Gdy zauważyłam, że schodzimy na pierwsze piętro, zamarłam. Bałam się, że Juan postanowił znów zaprowadzić mnie do dyrektora więzienia. Zaparłam się więc stopami i chwyciłam za smycz. Nie mogłam iść dalej. Po prostu nie mogłam.

- Chciałbym ci coś pokazać, laleczko. Nie musisz się bać. Nic złego się nie stanie.

- Panie, błagam...

- Nikt, oprócz mnie, cię nie dotknie. Masz moje słowo. Mówiłem przecież, że mam dla ciebie prezent i zamierzam ci go dać, aby ujrzeć uśmiech na twojej twarzy.

Jeśli Juan myślał, że byłam w stanie się uśmiechać, był w błędzie.

Cortez objął mnie w pasie i zaprowadził pod drzwi dyrektora. Zobaczyłam na nich plakietkę z nazwiskiem Domingo Lucio. Przez okienko zajrzałam do pomieszczenia i zamarłam, gdy ujrzałam leżące na biurku martwe ciało.

Przy stole stało dwóch więziennych strażników. Właśnie pakowali ciało Domingo do worka. Przypatrywałam się tej scenie z niedowierzaniem. Nie wierzyłam bowiem w to, że dyrektor umarł. Kilka godzin temu nic nie wskazywało na to, że był bliski śmierci. Miał siłę na seks z niewinną dziewczyną, więc dlaczego umarł?

Gdy ciało mężczyzny pakowano do worka, jego głowa bez życia przechyliła się na bok. Krzyknęłam, gdy zobaczyłam, że nie miał oczu. Na szyi miał siniaki, które uświadomiły mnie w tym, że dyrektor Lucio został uduszony.

Spojrzałam na Corteza. Uśmiechnął się do mnie z satysfakcją. Postawił mnie przed sobą i owinął ręce wokół mojej talii. Oparłszy podbródek na moim ramieniu, pocałował mnie w policzek.

- Podoba ci się?

- To twoja wina?

- Jakaż znowu wina, laleczko? Odpłaciłem mu się za to, że cię uderzył. Zostałem nowym szefem więzienia, kochanie.

Nogi ugięły się pode mną w kolanach. Nie mogłam dłużej patrzeć na martwego dyrektora, dlatego pozostałościami sił odwróciłam się przodem do Corteza. Spojrzałam mu w oczy. Gdy zobaczył ból w moich ślepiach, uśmieszek zniknął z jego twarzy.

- Laleczko?

- Zabierz mnie stąd. Błagam.

Juan powiedział coś po meksykańsku, po czym porwał mnie na ręce. Zaniósł mnie do pokoiku znajdującego się na najwyższym piętrze więzienia. Przy wnoszeniu mnie po schodach nawet nie złapał zadyszki.

Szybko zrozumiałam, że to było miejsce, w którym żył mój porywacz. Pokój Corteza odzwierciedlał jego osobowość.
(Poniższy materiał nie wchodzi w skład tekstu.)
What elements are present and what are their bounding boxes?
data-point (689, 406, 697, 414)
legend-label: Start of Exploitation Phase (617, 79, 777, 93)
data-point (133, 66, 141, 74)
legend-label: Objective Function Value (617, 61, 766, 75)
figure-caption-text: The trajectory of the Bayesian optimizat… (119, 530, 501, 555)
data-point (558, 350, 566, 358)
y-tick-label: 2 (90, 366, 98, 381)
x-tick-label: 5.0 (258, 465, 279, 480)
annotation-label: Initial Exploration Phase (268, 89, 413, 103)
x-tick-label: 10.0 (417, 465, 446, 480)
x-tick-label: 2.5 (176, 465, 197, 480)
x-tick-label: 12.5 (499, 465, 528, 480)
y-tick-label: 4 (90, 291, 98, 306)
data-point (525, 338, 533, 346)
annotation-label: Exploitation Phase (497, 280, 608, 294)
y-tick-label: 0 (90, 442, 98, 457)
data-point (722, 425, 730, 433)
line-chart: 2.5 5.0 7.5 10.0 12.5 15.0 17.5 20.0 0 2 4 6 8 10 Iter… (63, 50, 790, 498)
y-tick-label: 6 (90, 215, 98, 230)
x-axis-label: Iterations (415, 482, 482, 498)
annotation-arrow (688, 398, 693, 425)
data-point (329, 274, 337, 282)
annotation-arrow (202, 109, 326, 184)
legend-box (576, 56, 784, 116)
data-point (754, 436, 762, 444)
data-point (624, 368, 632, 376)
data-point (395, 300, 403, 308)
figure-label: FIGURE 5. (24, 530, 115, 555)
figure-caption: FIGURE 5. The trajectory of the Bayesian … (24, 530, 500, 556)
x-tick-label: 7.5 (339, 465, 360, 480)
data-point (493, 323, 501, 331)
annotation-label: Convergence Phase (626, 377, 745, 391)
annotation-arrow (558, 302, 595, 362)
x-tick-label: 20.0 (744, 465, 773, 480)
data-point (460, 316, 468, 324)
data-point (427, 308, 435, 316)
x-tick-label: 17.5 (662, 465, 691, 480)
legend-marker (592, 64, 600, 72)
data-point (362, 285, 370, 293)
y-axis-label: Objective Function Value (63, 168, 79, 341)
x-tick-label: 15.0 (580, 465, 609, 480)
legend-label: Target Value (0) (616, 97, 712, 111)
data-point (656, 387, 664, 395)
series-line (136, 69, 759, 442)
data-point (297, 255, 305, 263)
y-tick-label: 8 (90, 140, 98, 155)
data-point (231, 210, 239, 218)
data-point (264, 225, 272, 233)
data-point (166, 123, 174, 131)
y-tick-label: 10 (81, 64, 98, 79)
Pod niewielkim oknem stało duże łóżko z pokaźnym wezgłowiem, a obok znajdowało się biurko, na którym leżało kilka tajemniczych segregatorów. Nie było tutaj telewizora ani laptopa, ale znajdował się mosiężny telefon komórkowy, a także urządzenie przypominające walkie-talkie. W kąciku stały dwa fotele i stolik. Było tutaj zwyczajnie, jednak znajdowało się kilka elementów, które świadczyły o tym, że nie mieszkał tutaj zdrowy na psychice człowiek.